Touché au poignet droit, il avait dû abandonner à 3-3 contre Ugo Humbert à Miami. Puis il a accumulé les revers. Sept au total tous circuits confondus, pour une victoire, par abandon, avant de débarquer à Roland-Garros. Là, après une victoire épique contre Sebastián Báez - 3-6, 6-3, 7-5, 1-6, 7-5 alors qu'il était mené 4-0 dans le dernier set - il a dû déclarer forfait pour le deuxième tour. La faute au poignet gauche, cette fois. Absent deux mois - pas de saison sur gazon pour lui -, il a retrouvé des couleurs lors de la tournée nord-américaine avant de voir la vie en rose à Stockholm. Sans faire de cirque. Grâce à sa force de travail. À son âge, après avoir déjà eu une très belle carrière, il faut une volonté d’acharné afin de trouver la motivation d’encaisser les efforts nécessaires à un retour au premier plan.
« Quand tu es arrêté un peu trop longtemps, les efforts sont plus durs. Mentalement, c’est très dur. »
« J’avais envie de jouer jusqu’à 40 ans - et c’est toujours un but -, et j’ai eu ma blessure au pied qui m’a vachement calmé, a-t-il confié lors d’une conversation avec Benoît Paire et Patrick Mouratoglou pour l’UTS. Parce qu’il faut tout refaire, il faut revenir.
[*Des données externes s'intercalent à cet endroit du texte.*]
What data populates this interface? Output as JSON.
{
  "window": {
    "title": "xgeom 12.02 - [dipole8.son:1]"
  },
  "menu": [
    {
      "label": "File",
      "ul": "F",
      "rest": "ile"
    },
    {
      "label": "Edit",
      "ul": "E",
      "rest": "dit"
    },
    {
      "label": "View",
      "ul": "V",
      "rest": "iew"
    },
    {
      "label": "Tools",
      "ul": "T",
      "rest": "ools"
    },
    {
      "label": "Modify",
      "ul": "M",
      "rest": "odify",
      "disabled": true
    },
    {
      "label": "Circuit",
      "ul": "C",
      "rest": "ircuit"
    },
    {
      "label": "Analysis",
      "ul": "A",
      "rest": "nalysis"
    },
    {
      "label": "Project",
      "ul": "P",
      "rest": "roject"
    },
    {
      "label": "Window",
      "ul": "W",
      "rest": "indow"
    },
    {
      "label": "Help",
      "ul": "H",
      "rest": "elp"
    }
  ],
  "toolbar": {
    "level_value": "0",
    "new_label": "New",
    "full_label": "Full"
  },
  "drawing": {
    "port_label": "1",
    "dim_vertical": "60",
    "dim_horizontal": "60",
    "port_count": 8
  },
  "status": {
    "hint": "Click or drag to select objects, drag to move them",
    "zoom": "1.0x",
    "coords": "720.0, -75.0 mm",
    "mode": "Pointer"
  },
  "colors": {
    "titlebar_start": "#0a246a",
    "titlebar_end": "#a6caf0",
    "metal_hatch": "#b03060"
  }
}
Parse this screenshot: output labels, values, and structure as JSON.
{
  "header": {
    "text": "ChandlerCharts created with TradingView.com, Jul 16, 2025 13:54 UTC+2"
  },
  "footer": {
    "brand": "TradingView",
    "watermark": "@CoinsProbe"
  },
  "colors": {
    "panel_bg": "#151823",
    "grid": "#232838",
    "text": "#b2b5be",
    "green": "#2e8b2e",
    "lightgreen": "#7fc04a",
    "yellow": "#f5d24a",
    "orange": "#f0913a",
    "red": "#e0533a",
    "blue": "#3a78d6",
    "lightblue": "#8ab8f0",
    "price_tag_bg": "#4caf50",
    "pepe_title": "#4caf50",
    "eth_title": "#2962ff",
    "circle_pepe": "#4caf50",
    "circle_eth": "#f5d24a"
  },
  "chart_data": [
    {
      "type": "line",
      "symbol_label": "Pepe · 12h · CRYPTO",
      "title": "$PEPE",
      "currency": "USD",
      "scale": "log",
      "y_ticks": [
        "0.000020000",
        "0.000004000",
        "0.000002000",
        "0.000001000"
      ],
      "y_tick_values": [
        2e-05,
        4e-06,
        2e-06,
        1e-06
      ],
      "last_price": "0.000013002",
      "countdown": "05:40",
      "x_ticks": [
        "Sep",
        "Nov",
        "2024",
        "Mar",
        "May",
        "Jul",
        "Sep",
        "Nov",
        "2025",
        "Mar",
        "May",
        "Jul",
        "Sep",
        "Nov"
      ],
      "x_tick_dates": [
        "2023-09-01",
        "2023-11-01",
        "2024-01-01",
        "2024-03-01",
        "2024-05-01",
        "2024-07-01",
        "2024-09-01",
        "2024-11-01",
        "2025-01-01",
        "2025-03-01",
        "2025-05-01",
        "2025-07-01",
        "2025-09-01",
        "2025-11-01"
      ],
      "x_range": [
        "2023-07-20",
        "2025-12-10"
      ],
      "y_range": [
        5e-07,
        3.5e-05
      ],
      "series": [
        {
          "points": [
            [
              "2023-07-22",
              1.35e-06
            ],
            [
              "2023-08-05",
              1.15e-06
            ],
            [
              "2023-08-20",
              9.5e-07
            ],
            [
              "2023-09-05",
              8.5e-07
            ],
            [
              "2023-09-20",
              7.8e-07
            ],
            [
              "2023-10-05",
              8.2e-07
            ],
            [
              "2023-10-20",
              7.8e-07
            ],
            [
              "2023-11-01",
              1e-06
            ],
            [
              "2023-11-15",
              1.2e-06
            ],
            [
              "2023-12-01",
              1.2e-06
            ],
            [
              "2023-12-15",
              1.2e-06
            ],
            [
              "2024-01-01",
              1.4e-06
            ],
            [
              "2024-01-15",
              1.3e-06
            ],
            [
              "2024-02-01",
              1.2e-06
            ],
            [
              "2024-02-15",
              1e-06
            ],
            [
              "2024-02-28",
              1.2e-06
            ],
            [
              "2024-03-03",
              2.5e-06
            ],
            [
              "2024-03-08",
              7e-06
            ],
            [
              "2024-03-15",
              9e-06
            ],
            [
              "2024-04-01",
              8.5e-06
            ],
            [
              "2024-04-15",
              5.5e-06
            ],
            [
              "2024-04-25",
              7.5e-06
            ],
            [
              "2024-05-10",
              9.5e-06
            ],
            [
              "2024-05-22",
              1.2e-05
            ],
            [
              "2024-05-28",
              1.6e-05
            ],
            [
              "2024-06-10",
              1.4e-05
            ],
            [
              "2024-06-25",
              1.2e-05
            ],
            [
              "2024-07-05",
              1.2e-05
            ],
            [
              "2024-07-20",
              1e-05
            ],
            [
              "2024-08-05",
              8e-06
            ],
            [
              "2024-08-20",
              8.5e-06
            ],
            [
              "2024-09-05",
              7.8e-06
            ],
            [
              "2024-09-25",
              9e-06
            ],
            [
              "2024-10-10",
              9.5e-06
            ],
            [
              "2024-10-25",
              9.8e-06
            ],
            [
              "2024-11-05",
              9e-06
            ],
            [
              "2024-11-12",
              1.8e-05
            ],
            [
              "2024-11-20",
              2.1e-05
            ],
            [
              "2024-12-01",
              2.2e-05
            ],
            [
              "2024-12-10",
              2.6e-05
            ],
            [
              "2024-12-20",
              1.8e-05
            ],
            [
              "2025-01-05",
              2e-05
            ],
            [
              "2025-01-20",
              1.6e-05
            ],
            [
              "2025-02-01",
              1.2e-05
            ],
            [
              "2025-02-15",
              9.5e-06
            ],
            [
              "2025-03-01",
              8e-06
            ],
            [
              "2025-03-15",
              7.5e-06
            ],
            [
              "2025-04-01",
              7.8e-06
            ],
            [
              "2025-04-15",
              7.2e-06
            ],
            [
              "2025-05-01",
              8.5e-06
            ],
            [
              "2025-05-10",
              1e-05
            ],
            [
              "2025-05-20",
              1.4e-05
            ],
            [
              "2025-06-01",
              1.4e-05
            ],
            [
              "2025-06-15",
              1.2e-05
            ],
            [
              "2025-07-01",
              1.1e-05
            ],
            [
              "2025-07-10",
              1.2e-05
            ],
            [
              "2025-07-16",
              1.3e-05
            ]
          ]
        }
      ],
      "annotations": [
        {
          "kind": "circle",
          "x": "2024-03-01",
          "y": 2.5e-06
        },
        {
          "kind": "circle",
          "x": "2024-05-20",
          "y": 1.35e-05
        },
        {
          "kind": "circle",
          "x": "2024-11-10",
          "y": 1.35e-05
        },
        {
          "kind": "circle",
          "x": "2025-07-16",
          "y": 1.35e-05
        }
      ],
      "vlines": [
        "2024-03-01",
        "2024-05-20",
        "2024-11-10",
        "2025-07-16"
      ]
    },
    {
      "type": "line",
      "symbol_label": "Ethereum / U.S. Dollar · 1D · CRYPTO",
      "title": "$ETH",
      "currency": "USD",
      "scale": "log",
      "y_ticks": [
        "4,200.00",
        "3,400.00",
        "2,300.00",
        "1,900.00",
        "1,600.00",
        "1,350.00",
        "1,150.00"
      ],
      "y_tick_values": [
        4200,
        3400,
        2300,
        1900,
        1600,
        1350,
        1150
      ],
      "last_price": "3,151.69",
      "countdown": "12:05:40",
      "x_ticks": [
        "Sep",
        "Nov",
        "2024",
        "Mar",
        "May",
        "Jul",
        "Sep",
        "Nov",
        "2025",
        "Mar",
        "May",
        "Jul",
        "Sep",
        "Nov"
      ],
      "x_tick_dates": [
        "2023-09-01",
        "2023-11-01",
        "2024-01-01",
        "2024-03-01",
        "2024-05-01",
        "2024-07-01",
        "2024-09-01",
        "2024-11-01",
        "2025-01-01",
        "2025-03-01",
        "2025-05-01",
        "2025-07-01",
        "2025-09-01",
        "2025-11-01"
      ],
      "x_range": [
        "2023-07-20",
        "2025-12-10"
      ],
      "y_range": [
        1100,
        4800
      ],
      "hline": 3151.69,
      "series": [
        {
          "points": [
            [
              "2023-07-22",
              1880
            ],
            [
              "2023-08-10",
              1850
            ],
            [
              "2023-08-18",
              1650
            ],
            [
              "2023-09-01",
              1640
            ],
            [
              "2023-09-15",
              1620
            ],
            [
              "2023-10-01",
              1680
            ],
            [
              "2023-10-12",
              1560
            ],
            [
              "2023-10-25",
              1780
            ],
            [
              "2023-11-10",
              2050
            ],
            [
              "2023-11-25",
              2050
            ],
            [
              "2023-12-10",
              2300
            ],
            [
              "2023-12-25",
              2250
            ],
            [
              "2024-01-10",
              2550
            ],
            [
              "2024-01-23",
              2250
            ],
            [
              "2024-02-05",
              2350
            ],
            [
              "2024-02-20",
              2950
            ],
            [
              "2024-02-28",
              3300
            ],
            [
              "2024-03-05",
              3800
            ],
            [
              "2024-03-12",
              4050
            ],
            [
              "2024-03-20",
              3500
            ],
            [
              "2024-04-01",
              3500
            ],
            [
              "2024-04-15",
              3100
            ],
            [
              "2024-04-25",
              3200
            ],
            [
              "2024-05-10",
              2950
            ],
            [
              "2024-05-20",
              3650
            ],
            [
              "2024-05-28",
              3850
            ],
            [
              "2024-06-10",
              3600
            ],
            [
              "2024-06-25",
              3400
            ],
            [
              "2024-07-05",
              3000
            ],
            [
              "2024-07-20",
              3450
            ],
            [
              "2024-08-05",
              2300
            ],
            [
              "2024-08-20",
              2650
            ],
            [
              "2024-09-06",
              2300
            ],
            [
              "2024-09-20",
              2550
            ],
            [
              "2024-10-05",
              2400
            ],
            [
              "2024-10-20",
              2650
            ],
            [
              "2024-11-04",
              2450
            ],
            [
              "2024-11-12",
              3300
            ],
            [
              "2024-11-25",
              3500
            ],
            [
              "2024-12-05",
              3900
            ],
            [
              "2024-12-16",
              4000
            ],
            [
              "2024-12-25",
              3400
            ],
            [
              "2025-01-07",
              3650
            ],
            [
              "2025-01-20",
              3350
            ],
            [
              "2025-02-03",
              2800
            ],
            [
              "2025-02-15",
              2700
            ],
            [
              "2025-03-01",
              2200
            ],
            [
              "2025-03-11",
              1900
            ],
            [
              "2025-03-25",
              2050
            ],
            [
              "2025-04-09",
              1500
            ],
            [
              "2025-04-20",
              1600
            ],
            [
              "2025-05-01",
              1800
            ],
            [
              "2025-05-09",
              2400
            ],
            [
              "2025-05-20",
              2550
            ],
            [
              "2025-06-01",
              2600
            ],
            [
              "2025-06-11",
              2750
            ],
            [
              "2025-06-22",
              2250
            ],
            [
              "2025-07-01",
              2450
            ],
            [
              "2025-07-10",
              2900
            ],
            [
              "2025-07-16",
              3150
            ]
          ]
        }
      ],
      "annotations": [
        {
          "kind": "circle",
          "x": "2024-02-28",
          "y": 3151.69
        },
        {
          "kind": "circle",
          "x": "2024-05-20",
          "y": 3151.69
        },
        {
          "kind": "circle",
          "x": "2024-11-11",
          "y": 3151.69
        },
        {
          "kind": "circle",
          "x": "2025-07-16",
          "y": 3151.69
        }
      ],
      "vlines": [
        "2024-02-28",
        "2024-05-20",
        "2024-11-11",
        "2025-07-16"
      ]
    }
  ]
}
Et j’étais en train de revenir quand je me suis blessé (aux poignets). Quand tu es arrêté un peu trop longtemps, les efforts sont plus durs. Mentalement, c’est très dur. » Outre l’envie d’être à nouveau performant, ce qui l’a poussé a aussi été son amour du tennis. Gagner et prendre du plaisir sur le court, voilà les deux éléments principaux qui lui ont servi de moteur à double cylindre depuis toujours.
« Mon conseil aux jeunes ? C’est de profiter, s’amuser, a-t-il répondu à We Are Tennis après son sacre à Stockholm. Le sport, c’est une façon de prendre du plaisir, surtout au début pour les enfants, ils ont besoin de ça. Il faut aimer passer des heures sur le court, s’entraîner, prendre du plaisir en compétition, mais il faut aussi s’amuser en jouant avec des copains. Quand vous êtes jeune, il ne s’agit pas que d’être super dévoué (au tennis) et sérieux. Évidemment, ça devient nécessaire plus tard. Mais au début, il s’agit surtout de s’amuser. On n’est jeune qu’une fois. » Gaël Monfils, malgré les aiguilles du temps commençant à tricoter le linceul de sa carrière, a toutefois réussi une cure de jouvence. Au point d’être devenu le neuvième joueur - seulement - à gagner un titre à 37 ans ou plus depuis le début de l’ère Open.